If I told you I didn’t care about the house we once lived in, you’d be shocked – probably you’d think me a liar. Well, maybe I am, to a point.

The kitchen – my usual designated workspace – must have been the architect’s last thought, definitely not “the heart of the home.” It was, as a dear friend observed, “a one-butt kitchen,” with no room to swing a cat! (Not anything I’d try) Yet, so many dear ones, family and friends, shared meals from that miserable space. I managed to make bread, roll out Thanksgiving pies, celebrate 25 Christmas mornings with the favorite “puffy” omelet. It was usually puffy that is, and many jokes were made when it wasn’t.

The view from the front windows, which always leaked great cascades of frozen air in the winters, was certainly beautiful and I do miss looking out at the water. With backwards vision, I now know I took it for granted. It would always be there. I didn’t need to pay it homage all the time. Why didn’t I look out more often? I missed so much. It was a constant flow of life right outside our dirty windows (which, we found out, were permanently salt-etched and would need to be replaced, costing thousands of dollars we didn’t have. It’s always something, isn’t it?

The summer geese were lifting off from the cove, starting on their their noisy flight south. One was badly injured and could not fly. I ran out into the chill, forgetting my coat (which doesn’t zip any more anyway) to take him the dried corn I had stashed for the squirrels. I wanted this goose to fly! To escape the coming ice!! My heart was filled with hope. I reached out my hand to drop him the corn. He hissed, cracked me on the wrist with a hammer blow from his beak with his good wing flapping, he came after me with missile-speed. “Ungrateful, stupid crap-head bird!” I yelled back into the wind “Go ahead and die!!” I slicked my way back up the icy hill, glad that the windows are dirty. Besides, it was getting too dark to see.

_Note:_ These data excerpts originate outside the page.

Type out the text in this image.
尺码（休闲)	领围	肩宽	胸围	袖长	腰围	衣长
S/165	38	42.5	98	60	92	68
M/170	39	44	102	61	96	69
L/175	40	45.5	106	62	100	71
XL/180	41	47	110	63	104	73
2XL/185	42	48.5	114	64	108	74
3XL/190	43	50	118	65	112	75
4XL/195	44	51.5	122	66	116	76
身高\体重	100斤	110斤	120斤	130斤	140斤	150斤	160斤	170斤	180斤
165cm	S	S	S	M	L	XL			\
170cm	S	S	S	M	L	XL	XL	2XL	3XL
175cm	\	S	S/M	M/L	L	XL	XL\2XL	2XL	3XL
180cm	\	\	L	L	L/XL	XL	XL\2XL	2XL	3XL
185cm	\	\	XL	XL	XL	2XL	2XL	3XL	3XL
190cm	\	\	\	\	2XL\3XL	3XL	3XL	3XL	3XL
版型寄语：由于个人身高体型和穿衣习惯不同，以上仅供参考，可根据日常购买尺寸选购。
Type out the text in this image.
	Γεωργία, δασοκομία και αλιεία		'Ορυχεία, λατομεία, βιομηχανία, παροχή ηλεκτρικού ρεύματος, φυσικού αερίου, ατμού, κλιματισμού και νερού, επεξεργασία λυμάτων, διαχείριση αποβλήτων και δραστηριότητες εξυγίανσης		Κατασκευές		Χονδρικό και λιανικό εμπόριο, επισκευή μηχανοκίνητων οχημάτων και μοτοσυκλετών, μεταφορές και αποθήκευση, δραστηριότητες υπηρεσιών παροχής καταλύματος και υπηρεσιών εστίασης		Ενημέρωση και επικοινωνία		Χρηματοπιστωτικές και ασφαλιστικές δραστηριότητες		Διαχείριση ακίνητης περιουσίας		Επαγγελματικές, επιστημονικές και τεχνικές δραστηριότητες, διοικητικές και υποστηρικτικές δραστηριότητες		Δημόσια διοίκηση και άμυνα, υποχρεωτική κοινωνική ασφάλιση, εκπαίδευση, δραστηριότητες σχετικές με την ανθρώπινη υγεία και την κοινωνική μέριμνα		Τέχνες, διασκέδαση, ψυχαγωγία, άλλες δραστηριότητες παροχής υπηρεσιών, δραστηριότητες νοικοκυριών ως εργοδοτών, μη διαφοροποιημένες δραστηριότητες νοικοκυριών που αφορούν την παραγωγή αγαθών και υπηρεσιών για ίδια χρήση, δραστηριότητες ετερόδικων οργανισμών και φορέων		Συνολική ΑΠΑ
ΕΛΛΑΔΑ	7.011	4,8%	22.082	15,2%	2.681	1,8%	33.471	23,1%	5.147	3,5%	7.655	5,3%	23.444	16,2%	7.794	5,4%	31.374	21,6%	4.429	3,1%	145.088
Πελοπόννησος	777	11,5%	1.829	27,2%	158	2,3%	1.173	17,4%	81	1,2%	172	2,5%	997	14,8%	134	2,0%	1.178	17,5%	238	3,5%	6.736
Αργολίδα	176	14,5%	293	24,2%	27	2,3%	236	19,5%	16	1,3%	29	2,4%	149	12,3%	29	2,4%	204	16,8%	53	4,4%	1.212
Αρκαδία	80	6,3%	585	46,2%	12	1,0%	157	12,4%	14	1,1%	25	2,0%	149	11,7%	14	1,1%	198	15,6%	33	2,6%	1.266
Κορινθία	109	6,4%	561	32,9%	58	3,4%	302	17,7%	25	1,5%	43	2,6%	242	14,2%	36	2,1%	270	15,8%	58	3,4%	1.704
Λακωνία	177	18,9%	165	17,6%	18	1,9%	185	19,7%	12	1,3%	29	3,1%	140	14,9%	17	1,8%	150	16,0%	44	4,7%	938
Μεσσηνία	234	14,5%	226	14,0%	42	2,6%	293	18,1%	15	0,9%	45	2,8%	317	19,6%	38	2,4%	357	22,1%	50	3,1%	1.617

In the morning I saw him, stretched out brown-black-white in a design of death. I was stricken with sadness, a despair so deep, but, if I’m honest, not wholly unexpected. I knew when I left him that he would not survive the night intact. Both of us angry, scared, so fearful of each other. If we had trusted, would the outcome have changed? Would we have been changed by the connection? How many other conversations have I hung up on? How many have disconnected me? I’ll never know.

Guilt is not a ransom to be paid for being human. It exists merely to punish ourselves for who we really are. I’m sorry about the goose. I’m sorry about the house – but the cold of the winter will always win out in the end. Time to go home.